Ellinor put a hand on his arm. “Oh, Torstein.”
He clearly found more than he wanted to know in her eyes, in her tone, in her touch. “Not …” he began but couldn’t complete the words. His face crumpled. Then his legs crumpled too. He fell to his knees, hands over his face, shoulders shaking with sobs.
Chloe felt bone-weary by the time she and Roelke got back to the Utne Hotel. She dropped onto the bed and stared up at him. “Dear God. Who would want to kill that girl?”
Roelke sat beside her and gathered her into his arms. Chloe nestled her head on his shoulder.
They sat in silence for a long time. She wished she knew how to turn off her brain. A movie flickered endlessly in her head: Klara smiling as she refilled their coffee cups that morning, Klara singing a centuries-old lullaby in Høiegård that afternoon, Klara glowing as Torstein kissed her in the gift shop, Klara lying dead in a pool of blood. It all felt like a bad dream … but it wasn’t.

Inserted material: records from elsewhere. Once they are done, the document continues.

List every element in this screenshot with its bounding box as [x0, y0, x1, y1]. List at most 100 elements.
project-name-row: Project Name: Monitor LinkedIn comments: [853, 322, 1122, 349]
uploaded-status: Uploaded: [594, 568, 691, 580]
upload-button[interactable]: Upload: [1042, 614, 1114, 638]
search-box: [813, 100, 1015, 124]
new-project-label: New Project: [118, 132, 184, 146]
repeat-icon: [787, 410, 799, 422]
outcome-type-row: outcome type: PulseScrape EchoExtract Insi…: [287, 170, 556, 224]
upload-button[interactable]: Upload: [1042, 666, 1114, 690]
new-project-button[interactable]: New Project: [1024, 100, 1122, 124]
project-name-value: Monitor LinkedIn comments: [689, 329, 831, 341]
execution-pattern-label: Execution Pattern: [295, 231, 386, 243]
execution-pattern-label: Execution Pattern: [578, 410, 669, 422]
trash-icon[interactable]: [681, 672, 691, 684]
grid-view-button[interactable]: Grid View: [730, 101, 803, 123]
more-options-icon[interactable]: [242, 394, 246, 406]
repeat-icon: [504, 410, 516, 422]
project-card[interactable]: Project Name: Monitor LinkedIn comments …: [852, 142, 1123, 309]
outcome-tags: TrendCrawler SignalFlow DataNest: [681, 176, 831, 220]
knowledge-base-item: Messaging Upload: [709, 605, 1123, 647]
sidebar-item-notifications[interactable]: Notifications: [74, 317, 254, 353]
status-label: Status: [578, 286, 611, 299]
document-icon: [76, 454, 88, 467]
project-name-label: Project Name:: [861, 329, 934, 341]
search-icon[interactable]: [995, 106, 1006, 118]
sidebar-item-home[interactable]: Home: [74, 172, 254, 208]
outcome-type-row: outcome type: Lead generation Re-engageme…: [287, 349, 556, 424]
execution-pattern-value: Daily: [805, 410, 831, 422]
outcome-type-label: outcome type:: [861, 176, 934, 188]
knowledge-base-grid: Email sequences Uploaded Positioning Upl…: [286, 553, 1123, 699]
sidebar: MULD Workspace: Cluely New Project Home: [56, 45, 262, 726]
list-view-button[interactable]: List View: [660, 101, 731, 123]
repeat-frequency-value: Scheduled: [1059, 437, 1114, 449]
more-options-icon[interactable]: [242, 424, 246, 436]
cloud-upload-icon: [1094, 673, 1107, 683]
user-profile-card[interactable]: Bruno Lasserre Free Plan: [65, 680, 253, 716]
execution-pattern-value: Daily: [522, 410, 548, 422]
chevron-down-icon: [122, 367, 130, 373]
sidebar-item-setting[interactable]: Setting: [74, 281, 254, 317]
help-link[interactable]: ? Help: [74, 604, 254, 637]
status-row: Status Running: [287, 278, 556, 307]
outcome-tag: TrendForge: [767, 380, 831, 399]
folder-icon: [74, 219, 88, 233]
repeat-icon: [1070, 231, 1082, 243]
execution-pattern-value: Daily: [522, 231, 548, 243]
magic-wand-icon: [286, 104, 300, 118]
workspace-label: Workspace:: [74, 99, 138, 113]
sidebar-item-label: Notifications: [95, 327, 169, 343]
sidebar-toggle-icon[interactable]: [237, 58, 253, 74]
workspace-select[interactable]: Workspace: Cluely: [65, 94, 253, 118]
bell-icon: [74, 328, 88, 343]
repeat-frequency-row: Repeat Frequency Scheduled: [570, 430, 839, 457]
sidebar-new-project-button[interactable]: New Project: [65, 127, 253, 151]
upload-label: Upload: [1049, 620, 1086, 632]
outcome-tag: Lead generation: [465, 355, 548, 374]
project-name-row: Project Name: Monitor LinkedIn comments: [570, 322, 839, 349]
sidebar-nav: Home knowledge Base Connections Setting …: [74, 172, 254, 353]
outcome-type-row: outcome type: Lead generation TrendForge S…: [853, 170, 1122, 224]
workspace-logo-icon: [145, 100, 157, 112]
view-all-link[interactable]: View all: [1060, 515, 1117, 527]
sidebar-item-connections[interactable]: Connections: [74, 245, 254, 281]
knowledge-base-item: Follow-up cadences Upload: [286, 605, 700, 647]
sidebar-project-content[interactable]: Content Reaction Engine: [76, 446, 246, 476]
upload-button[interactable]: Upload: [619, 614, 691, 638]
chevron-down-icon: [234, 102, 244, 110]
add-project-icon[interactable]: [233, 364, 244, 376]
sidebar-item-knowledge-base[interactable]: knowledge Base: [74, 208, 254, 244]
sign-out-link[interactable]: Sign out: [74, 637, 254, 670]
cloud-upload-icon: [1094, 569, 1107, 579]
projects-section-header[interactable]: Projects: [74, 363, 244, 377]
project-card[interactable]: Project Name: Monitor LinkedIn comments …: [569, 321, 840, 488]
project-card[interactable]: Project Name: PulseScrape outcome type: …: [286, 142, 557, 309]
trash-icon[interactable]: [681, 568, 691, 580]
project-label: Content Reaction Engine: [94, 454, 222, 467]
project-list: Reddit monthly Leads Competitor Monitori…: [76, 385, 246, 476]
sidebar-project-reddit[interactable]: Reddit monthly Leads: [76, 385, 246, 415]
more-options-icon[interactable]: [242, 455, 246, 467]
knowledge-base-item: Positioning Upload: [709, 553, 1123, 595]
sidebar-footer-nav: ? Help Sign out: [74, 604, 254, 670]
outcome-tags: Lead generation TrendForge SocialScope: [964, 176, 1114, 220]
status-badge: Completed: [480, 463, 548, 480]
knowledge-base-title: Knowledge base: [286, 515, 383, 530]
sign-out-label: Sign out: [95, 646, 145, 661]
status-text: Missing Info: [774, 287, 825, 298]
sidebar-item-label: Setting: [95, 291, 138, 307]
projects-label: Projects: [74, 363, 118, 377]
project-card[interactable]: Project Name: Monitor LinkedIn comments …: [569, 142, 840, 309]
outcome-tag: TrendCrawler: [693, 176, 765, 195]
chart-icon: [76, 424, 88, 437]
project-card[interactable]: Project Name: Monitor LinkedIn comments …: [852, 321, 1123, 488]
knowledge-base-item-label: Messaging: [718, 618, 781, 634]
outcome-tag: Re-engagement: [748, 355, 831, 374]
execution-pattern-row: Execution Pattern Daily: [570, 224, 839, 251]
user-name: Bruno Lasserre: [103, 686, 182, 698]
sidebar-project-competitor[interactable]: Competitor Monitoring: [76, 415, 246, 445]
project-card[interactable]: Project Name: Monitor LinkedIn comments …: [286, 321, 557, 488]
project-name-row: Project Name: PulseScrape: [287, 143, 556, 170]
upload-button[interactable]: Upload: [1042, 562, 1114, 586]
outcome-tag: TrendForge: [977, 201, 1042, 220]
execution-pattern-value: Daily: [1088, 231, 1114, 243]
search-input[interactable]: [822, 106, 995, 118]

The police had finally arrived from Odda and taken charge. Volvos marked Politi parked among the historic structures, the first of the harsh intrusions. A medical person pronounced the death, and a detective—or whatever the Norwegian equivalent was—began his examination. Fluorescent tape was strung. Phone calls were made. More officials arrived—crime scene specialists, Roelke had speculated. An earnest young officer interviewed the audience members still on the hill. Politi Førsteinspektør Naess, an older, grim-faced officer with a square jaw and piercing gray eyes, had interviewed Chloe, interviewed Roelke, interviewed Ellinor and Sonja and Torstein. His black uniform displayed a fancy coat of arms on the sleeve and three yellow insignia of rank on the shoulder.